Linq 不同 - 计数

Question

I am looking to perform a query on an example list of objects

Date     Username

01/01/2011 james
01/01/2011 jamie
01/01/2011 alex
01/01/2011 james
02/01/2011 matt
02/01/2011 jamie
02/01/2011 alex
02/01/2011 james
02/01/2011 james
02/01/2011 lucy
02/01/2011 alex
03/01/2011 james
03/01/2011 bob
03/01/2011 bob
03/01/2011 james
03/01/2011 james
04/01/2011 alex
04/01/2011 alex
04/01/2011 alex

I want to use linq to query the list of dates with the number of unique user logins.

For example:

01/01/2011 - 3
02/01/2011 - 5
03/01/2011 - 2
04/01/2011 - 1

I have tried as tested a number of linq statements but none of these are giving me the desired result. The closest I have got is giving me the distinct dates but with a count of all the users.

Any help would be greatly appreciated.

Answer 1

logins
  .GroupBy(l => l.Date)
  .Select(g => new
  {
    Date = g.Key,
    Count = g.Select(l => l.Login).Distinct().Count()
  });

Answer 2

I realize this is an ancient question but I ran across it and saw the comment about wanting method syntax and couldn't help myself to answer it... I may have a coding disorder.

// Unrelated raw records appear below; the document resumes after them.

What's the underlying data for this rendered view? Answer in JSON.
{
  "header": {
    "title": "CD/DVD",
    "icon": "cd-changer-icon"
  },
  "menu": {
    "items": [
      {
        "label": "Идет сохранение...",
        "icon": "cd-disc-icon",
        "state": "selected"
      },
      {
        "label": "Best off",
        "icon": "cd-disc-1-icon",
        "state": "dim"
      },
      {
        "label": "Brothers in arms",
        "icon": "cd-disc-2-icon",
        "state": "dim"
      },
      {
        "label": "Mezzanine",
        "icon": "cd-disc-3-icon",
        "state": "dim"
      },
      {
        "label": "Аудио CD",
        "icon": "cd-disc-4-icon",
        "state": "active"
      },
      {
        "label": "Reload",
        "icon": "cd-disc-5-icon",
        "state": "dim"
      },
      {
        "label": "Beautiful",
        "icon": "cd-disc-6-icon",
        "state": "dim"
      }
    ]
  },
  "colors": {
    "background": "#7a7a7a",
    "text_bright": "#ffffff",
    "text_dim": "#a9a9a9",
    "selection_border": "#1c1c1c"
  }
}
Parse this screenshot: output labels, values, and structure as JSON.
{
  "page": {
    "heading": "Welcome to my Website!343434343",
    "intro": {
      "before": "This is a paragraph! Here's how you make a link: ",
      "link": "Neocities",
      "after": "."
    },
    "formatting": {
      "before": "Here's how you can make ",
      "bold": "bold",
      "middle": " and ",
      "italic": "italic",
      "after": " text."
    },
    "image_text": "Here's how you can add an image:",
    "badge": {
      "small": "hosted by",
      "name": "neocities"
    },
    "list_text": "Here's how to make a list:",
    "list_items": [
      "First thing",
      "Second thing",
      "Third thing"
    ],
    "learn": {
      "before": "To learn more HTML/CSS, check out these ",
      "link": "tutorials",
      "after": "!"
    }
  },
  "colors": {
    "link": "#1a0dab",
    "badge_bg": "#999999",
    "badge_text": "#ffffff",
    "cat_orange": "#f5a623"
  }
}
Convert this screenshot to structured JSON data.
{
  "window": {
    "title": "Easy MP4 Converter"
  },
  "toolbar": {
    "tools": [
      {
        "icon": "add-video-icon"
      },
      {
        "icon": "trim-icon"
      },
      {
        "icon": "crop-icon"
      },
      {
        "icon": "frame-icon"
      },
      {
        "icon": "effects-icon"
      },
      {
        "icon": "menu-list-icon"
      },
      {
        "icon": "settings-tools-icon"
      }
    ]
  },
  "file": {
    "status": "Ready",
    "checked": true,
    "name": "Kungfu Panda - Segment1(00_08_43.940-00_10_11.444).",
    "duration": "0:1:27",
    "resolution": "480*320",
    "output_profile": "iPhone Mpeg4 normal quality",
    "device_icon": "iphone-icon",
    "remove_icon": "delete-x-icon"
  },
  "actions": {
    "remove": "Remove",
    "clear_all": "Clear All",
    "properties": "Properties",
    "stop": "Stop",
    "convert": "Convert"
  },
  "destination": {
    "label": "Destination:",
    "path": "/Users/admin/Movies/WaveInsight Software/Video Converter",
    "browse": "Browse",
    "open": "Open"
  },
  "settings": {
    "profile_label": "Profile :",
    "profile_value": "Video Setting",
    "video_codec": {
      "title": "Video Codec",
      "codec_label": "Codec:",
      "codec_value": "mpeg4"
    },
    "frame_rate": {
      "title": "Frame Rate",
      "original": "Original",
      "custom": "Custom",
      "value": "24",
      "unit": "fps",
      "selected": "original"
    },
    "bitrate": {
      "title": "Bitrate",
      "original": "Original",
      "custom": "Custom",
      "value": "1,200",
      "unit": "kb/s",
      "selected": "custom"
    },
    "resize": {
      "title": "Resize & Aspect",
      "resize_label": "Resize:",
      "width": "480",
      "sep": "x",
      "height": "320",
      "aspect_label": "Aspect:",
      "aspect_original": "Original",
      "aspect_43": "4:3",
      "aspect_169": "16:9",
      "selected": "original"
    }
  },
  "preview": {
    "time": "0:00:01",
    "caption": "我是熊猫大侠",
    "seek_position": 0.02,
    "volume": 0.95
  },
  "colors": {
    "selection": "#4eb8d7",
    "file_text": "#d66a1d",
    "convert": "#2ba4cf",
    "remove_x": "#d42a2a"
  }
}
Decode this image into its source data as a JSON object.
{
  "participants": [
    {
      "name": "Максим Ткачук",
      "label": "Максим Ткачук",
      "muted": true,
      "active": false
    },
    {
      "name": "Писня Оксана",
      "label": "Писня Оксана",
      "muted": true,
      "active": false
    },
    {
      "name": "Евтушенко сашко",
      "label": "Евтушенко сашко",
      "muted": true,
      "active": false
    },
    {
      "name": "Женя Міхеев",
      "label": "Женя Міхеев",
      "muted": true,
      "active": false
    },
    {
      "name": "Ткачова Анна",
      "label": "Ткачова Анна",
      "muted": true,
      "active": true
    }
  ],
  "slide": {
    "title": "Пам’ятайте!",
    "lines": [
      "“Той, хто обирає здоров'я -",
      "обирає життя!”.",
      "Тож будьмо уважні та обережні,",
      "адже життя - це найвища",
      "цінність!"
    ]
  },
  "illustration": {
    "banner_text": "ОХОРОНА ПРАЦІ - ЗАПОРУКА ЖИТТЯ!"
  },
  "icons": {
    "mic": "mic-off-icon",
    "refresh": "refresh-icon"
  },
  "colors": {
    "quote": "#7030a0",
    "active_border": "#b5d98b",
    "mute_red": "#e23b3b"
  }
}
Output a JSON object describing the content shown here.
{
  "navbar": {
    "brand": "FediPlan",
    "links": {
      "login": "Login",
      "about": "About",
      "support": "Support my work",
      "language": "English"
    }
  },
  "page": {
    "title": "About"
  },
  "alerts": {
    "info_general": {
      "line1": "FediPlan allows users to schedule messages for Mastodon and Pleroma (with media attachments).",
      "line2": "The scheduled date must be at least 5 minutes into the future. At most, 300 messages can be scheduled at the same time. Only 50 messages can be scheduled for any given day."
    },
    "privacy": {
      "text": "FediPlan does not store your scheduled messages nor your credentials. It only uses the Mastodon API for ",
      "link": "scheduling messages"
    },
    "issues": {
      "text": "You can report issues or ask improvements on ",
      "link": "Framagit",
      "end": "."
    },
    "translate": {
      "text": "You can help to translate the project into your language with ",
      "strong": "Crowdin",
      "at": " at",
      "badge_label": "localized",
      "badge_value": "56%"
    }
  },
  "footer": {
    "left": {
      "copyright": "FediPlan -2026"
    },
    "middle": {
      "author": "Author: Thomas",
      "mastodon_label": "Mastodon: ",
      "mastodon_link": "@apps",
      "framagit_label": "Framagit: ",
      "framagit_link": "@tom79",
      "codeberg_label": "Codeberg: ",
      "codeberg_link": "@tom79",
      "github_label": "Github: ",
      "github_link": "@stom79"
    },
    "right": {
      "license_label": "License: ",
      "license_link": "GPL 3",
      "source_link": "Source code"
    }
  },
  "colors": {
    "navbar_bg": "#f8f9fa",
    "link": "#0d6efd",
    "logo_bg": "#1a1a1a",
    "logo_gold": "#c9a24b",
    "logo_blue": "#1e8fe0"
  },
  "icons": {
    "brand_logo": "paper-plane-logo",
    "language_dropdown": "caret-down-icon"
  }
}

In query syntax it looks like this... note that there is no query syntax for Distinct and Count

from l in logins
group l by l.Date into g
select new
{
    Date = g.Key,
    Count = (from l in g select l.Login).Distinct().Count() 
};

For a side by side comparison to the original method syntax (which personally I like better) here you go...

logins
  .GroupBy(l => l.Date)
  .Select(g => new
  {
    Date = g.Key,
    Count = g.Select(l => l.Login).Distinct().Count()
  });

Answer 3

Can be done within single GroupBy call,

  var Query = list.GroupBy(
                 (item => item.DateTime),
                 (key, elements) => new  { 
                                          key = key,
                                          count = elements
                                                  .Distinct()
                                                  .Count()
                                         }
                 );

Answer 4

Something like this maybe?

var list = new List<MyClass>(new[] {
        new MyClass { Date = DateTime.Parse("01/01/2011"), Username = "james" },
        new MyClass { Date = DateTime.Parse("01/01/2011"), Username = "james" },
        new MyClass { Date = DateTime.Parse("01/01/2011"), Username = "alex" },
        new MyClass { Date = DateTime.Parse("01/01/2011"), Username = "james" },
        new MyClass { Date = DateTime.Parse("02/01/2011"), Username = "matt" },
        new MyClass { Date = DateTime.Parse("02/01/2011"), Username = "jamie" },
        new MyClass { Date = DateTime.Parse("02/01/2011"), Username = "alex" },
        new MyClass { Date = DateTime.Parse("02/01/2011"), Username = "james" },
        new MyClass { Date = DateTime.Parse("02/01/2011"), Username = "james" },
        new MyClass { Date = DateTime.Parse("02/01/2011"), Username = "lucy" },
        new MyClass { Date = DateTime.Parse("02/01/2011"), Username = "alex" },
        new MyClass { Date = DateTime.Parse("03/01/2011"), Username = "james" },
        new MyClass { Date = DateTime.Parse("03/01/2011"), Username = "bob" },
        new MyClass { Date = DateTime.Parse("03/01/2011"), Username = "bob" },
        new MyClass { Date = DateTime.Parse("03/01/2011"), Username = "james" },
        new MyClass { Date = DateTime.Parse("03/01/2011"), Username = "james" },
        new MyClass { Date = DateTime.Parse("04/01/2011"), Username = "alex" },
        new MyClass { Date = DateTime.Parse("04/01/2011"), Username = "alex" },
        new MyClass { Date = DateTime.Parse("04/01/2011"), Username = "alex" }
    });

list.GroupBy(l => l.Date, l => l.Username)
    .Select(g => new { 
                Date = g.Key, 
                Count = g.Distinct().Count() 
            });

Answer 5

Another way to solve this is to group twice, check the sample

          var dist = listLogins.GroupBy(d => d.date + d.Username)
              .Select(x => x.First())
              .GroupBy(d => d.date).Select(y => new { date = y.Key, count = y.Count() }).ToList();

Answer 6

I don't think there is need of Distinct count in Oryol's answer. The groupup automatically picks distinct keys and it can be accessed as g.key

logins
  .GroupBy(l => l.Date)
  .Select(g => new
  {
    Date = g.Key,
    Count = g.Select(l => l.Login).Count()
  });